O Matuto e as Profissões

Ao arrepio do preço do arrendamento (aluguel, no Brasil, por favor), salta-se de casa em casa. Dona Sirlei – gentil esposa do Matuto – deita as mãos à cabeça e sobe nas tamancas, cada vez que se cogita uma mudança: “afgh! Chega de mudar de casa”.

O Matuto não gosta de mudar de casa. Mas, se há coisa que o Matuto tem feito na vida, é mudar de casa. Mais: também tem mudado de continente. No Brasil, país que tão generosamente acolheu o Matuto no seu seio, a vida nómada tem sido uma constante. Ao arrepio do preço do arrendamento (aluguel, no Brasil, por favor), salta-se de casa em casa. Dona Sirlei – gentil esposa do Matuto – deita as mãos à cabeça e sobe nas tamancas, cada vez que se cogita uma mudança: “afgh! Chega de mudar de casa”. Todavia, a vida é como é.
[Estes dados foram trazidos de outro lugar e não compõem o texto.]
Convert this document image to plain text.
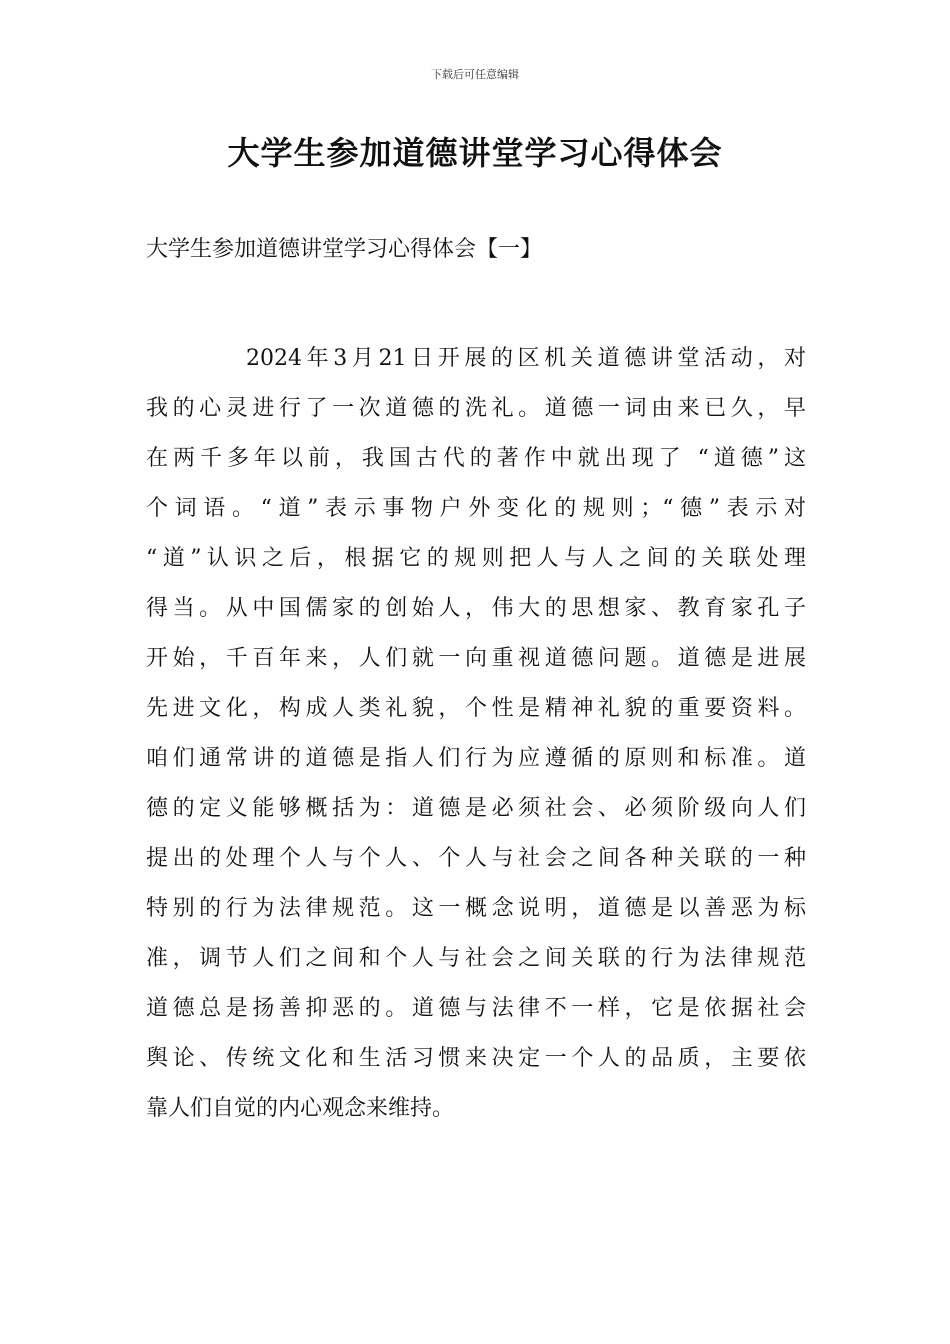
下载后可任意编辑
大学生参加道德讲堂学习心得体会
大学生参加道德讲堂学习心得体会【一】
2024年3月21日开展的区机关道德讲堂活动，对
我的心灵进行了一次道德的洗礼。道德一词由来已久，早
在两千多年以前，我国古代的著作中就出现了 “道德”这
个词语。“道”表示事物户外变化的规则；“德”表示对
“道”认识之后，根据它的规则把人与人之间的关联处理
得当。从中国儒家的创始人，伟大的思想家、教育家孔子
开始，千百年来，人们就一向重视道德问题。道德是进展
先进文化，构成人类礼貌，个性是精神礼貌的重要资料。
咱们通常讲的道德是指人们行为应遵循的原则和标准。道
德的定义能够概括为：道德是必须社会、必须阶级向人们
提出的处理个人与个人、个人与社会之间各种关联的一种
特别的行为法律规范。这一概念说明，道德是以善恶为标
准，调节人们之间和个人与社会之间关联的行为法律规范
道德总是扬善抑恶的。道德与法律不一样，它是依据社会
舆论、传统文化和生活习惯来决定一个人的品质，主要依
靠人们自觉的内心观念来维持。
Na “Casa das Pontes” a discussão versa sobre os efeitos nocivos das ‘máquinas’ na vida humana. O Sr. Rocha – a visita letrada das ‘Pontes’ – diz: “a inteligência artificial tem avançado a passos largos, prometendo eficácia e inovação. Ninguém resiste”. “É verdade” – atalha a Belinha, a visita conservadora das ‘Pontes’ – “mas deixa na ressaca um magote de profissões em risco”. Marcello – a visita reaccionária das ‘Pontes’ – acrescenta: “é como se os robôs estivessem a preparar uma festa de despedida. Só que esqueceram de convidar os humanos”. “A solução é uma adaptação rápida, antes que o chocalho da mudança comece a tocar alto demais” – a Belinha hoje está a atirar para o lírico-depressivo. Uma maçada!
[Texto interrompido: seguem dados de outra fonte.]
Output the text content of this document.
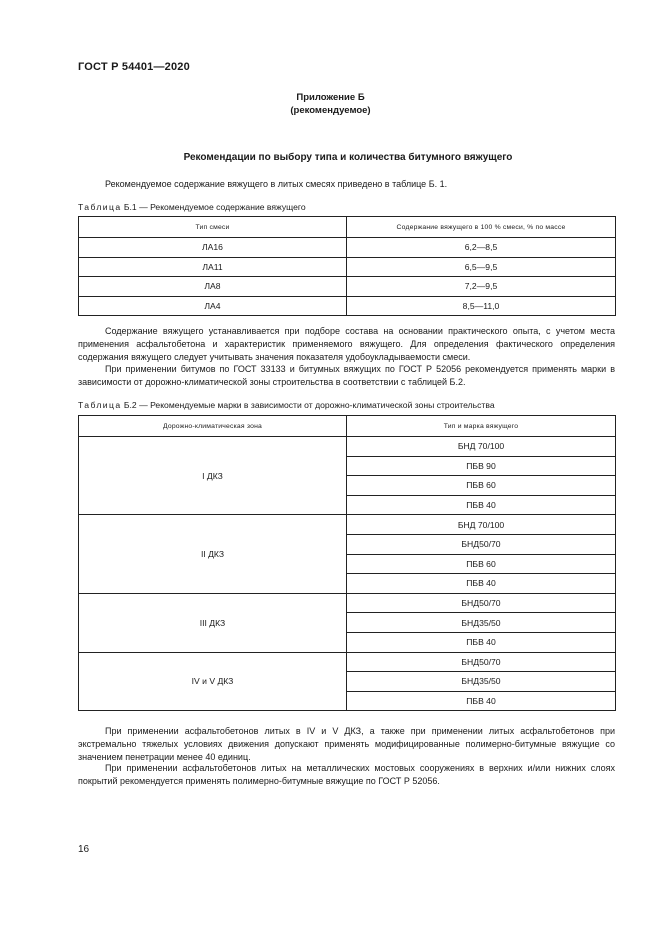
ГОСТ Р 54401—2020
Приложение Б
(рекомендуемое)
Рекомендации по выбору типа и количества битумного вяжущего
Рекомендуемое содержание вяжущего в литых смесях приведено в таблице Б. 1.
Таблица Б.1 — Рекомендуемое содержание вяжущего
Тип смеси	Содержание вяжущего в 100 % смеси, % по массе
ЛА16	6,2—8,5
ЛА11	6,5—9,5
ЛА8	7,2—9,5
ЛА4	8,5—11,0
Содержание вяжущего устанавливается при подборе состава на основании практического опыта, с учетом места применения асфальтобетона и характеристик применяемого вяжущего. Для определения фактического определения содержания вяжущего следует учитывать значения показателя удобоукладываемости смеси.
При применении битумов по ГОСТ 33133 и битумных вяжущих по ГОСТ Р 52056 рекомендуется применять марки в зависимости от дорожно-климатической зоны строительства в соответствии с таблицей Б.2.
Таблица Б.2 — Рекомендуемые марки в зависимости от дорожно-климатической зоны строительства
Дорожно-климатическая зона	Тип и марка вяжущего
I ДКЗ	БНД 70/100
	ПБВ 90
	ПБВ 60
	ПБВ 40
II ДКЗ	БНД 70/100
	БНД50/70
	ПБВ 60
	ПБВ 40
III ДКЗ	БНД50/70
	БНД35/50
	ПБВ 40
IV и V ДКЗ	БНД50/70
	БНД35/50
	ПБВ 40
При применении асфальтобетонов литых в IV и V ДКЗ, а также при применении литых асфальтобетонов при экстремально тяжелых условиях движения допускают применять модифицированные полимерно-битумные вяжущие со значением пенетрации менее 40 единиц.
При применении асфальтобетонов литых на металлических мостовых сооружениях в верхних и/или нижних слоях покрытий рекомендуется применять полимерно-битумные вяжущие по ГОСТ Р 52056.
16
Atento à conversa, o Matuto vai matutando nestes males da existência. Afinal de contas a mudança para a “Casa das Pontes” foi um evento épico. Desde logo pela infinitude de profissionais que foi preciso contactar. O Matuto vai inventariando mentalmente a lista: logo à partida, foram contractados homens da empresa de mudanças, que comparecem com cobertores e uma extensa parafernália de plásticos protectores, para envolverem em cuidados e caldos de galinha as dezenas de caixas de pratos e copos, e as centenas de livros; depois, já nas ‘Pontes’, foi contactado o homem da internet, que uma alma amiga conseguiu em 24 horas, a migração do sinal era um imperativo; de seguida foi necessário um ferreiro soldador, homem de experiência Nipónica, para garantir a segurança das ‘Pontes’ com fechaduras reforçadas; veio um piscineiro para devolver certa limpidez à água da piscina; um fogareiro para instalar o fogão, visto que válvula de segurança estava fora do prazo há 25 anos; um canalizador para arrumar a torneira manhosa; um vidraceiro para substituir a janela por onde a água entrava tipo cataratas de Iguaçu; um pedreiro que tentou reconstruir a casinha do motor da piscina, sem resultado – continua lá aquele cenário de guerra do Iraque; um electricista que fez uma puxada para haver energia na casa das máquinas; um jardineiro para tosquiar o jardim que parecia uma Amazónia que insónia; um profissional de ar condicionado foi acionado para limpar filtros e mudar peças danificadas; um limpador de sofás foi chamado às ‘Pontes’ para dar alguma alvura às almofadas da sala; e, por causa das ervas daninhas no passeio/calçada, foi preciso convocar um ‘mata mato’, o Sr. Joane que veio de veneno às costas fazer o serviço; e um dia o Matuto quis operar o milagre de sair da garagem sem abrir o portão e foi necessário recorrer aos serviços dum profissional de portões electrónicos e reparar calhas e cremalheiras; e foi preciso um carpinteiro para dar solidez às estantes que albergam centenas de livros; e um caçador de morcegos para espantar de telhado as dezenas de amigos noctívagos do Batman – sem sucesso. No dia a dia a fiel Lena e o amável Francisco são presença incontornável, na “Casa das Pontes”. Ora bem, eis aqui uma dúzia de profissões que não estão em extinção, pelo contrário – conclui o Matuto.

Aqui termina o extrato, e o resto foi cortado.